7. In his evidence, the respondent (PW 1), testified that his plant crop was never harvested and as such he lost three harvests under the contract. He stated that the harvest would have yielded 138 tonnes at Kshs. 1730 per tonne.

8. As regards the ground that the claim was not pleaded with particularity, I am satisfied that the nature of the respondent’s claim was clearly set out in paragraph 3, 4, 5 and 6 which set out the nature of the agreement, paragraph 7 which pleaded the breach and the particulars of loss were set out in paragraphs 8 and 9 and the prayer for relief which I have set out above. The purpose of a pleading is to enable the opposing party understand the nature of the claim and answer it. In this case, the appellant was able to answer the claim in its defence. It accepted the agreement and put forth an alternative basis for calculating the damages.  The nature of this claim has not escaped attention from the Court of Appeal. In John Richard Okuku Oloo v South Nyanza Sugar Company Limited KSM CA No. 278 of 2010 [2013]eKLR, the Court expressed the view that;

We have in the judgment set out in full this averment by the appellant at paragraph 12 of the plaint where it was pleaded that the average cane yield per acre was 135 tonnes which the appellant claimed at the rate of Kshs. 1,553 per tonne being the average yield unharvested by the respondent.

…………………………………………………………

We have shown that the pleadings on special damages suffered by the appellant were clear and sufficient enough and the learned judge was clearly in error to dismiss the appeal on the ground that the appellant had not specifically pleaded for the same to the required standards nor offered sufficient proof.
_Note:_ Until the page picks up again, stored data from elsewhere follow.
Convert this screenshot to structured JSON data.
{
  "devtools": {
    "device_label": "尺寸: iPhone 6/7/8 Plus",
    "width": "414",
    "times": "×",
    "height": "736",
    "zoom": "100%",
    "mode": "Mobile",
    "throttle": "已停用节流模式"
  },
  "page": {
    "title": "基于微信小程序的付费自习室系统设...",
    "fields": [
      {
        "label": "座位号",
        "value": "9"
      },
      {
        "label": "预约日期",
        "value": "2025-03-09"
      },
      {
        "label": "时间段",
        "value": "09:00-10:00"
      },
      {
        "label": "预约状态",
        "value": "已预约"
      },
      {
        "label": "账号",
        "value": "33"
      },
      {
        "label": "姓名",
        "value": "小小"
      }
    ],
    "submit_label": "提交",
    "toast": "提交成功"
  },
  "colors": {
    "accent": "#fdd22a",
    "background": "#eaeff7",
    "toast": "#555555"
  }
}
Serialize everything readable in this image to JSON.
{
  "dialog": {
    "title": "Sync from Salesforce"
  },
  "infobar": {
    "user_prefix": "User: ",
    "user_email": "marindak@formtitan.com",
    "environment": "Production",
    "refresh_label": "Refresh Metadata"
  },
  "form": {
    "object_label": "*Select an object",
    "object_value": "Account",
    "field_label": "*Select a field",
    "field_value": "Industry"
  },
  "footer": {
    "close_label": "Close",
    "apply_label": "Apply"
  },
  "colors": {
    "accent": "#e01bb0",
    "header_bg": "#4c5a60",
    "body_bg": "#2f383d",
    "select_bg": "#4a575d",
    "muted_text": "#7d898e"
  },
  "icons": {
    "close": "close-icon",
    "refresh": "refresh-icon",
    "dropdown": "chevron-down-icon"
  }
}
9. I therefore find and hold that the claim was pleaded as required. As regards proof, the evidence, which I accept was that the respondent’s plant crop was not harvested meaning that the respondent could not benefit from the 1st and 2nd ratoon. This was clearly a breach of the contract (see Adongo v South Nyanza Sugar Company Limited MGR HCCA No. 28 of 2016). The appellant did not contest the price per tonne but urged that the trial magistrate erred in finding that the yield per hectare was 70 tonnes.

10. It is not clear from the evidence whether the 70 tonnes was for the respondent’s piece of land. However, this calls for the court to evaluate the evidence on this point. The appellant pleaded and stated in his testimony that yield per hectare was 130 tonnes. The issue is a question of fact and I would also point out that yield per hectare is within the knowledge of the appellant as it has expertise in that area. Hence, as Mr Oduk pointed out, the admissions by DW 1 were critical in assessing the evidence.

11. In the defence, the appellant pleaded that the yield was 65 tons per hectare.  In examination in chief, DW 1 stated that the yield per hectare would be 21 – 70 tons per hectare while in cross examination, he stated that one hectare could have produced 180 tons. Based on this evidence, I cannot fault the trial magistrate for choosing 70 tons per hectare in reaching the decision.

12. The respondent did not cross-appeal against the failure of the trial magistrate to make an award for the 1st and 2nd ratoon. The only error committed by the trial magistrate is that she omitted to calculate the amount taking into account the area of the respondent’s plot. The total amount would therefore work out as follows: 0. 3Ha X 70 tonnes per Ha. X 1730/= 36,330/-.

13. The appeal is allowed only to the extent that judgment is entered for the respondent against the appellant for the Kshs. 36,330/- together with interest thereon from the date of filing suit until the date of judgment. As this is a 2009 appeal which was only prosecuted after the court prompted the appellant and threatened dismissal, I will award interest thereon for one year only and thereafter interest at court rates from the date of this judgment.

14. Since the appeal has failed save for the correction of the subordinate court judgment, I decline to award costs.

DATED and DELIVERED at KISII this 21st day of December 2018.

D.S. MAJANJA

JUDGE

Mr Odero instructed by Okong’o, Wandago and Company Advocates for the appellant.

Mr Oduk instructed by Oduk and Company for the respondent.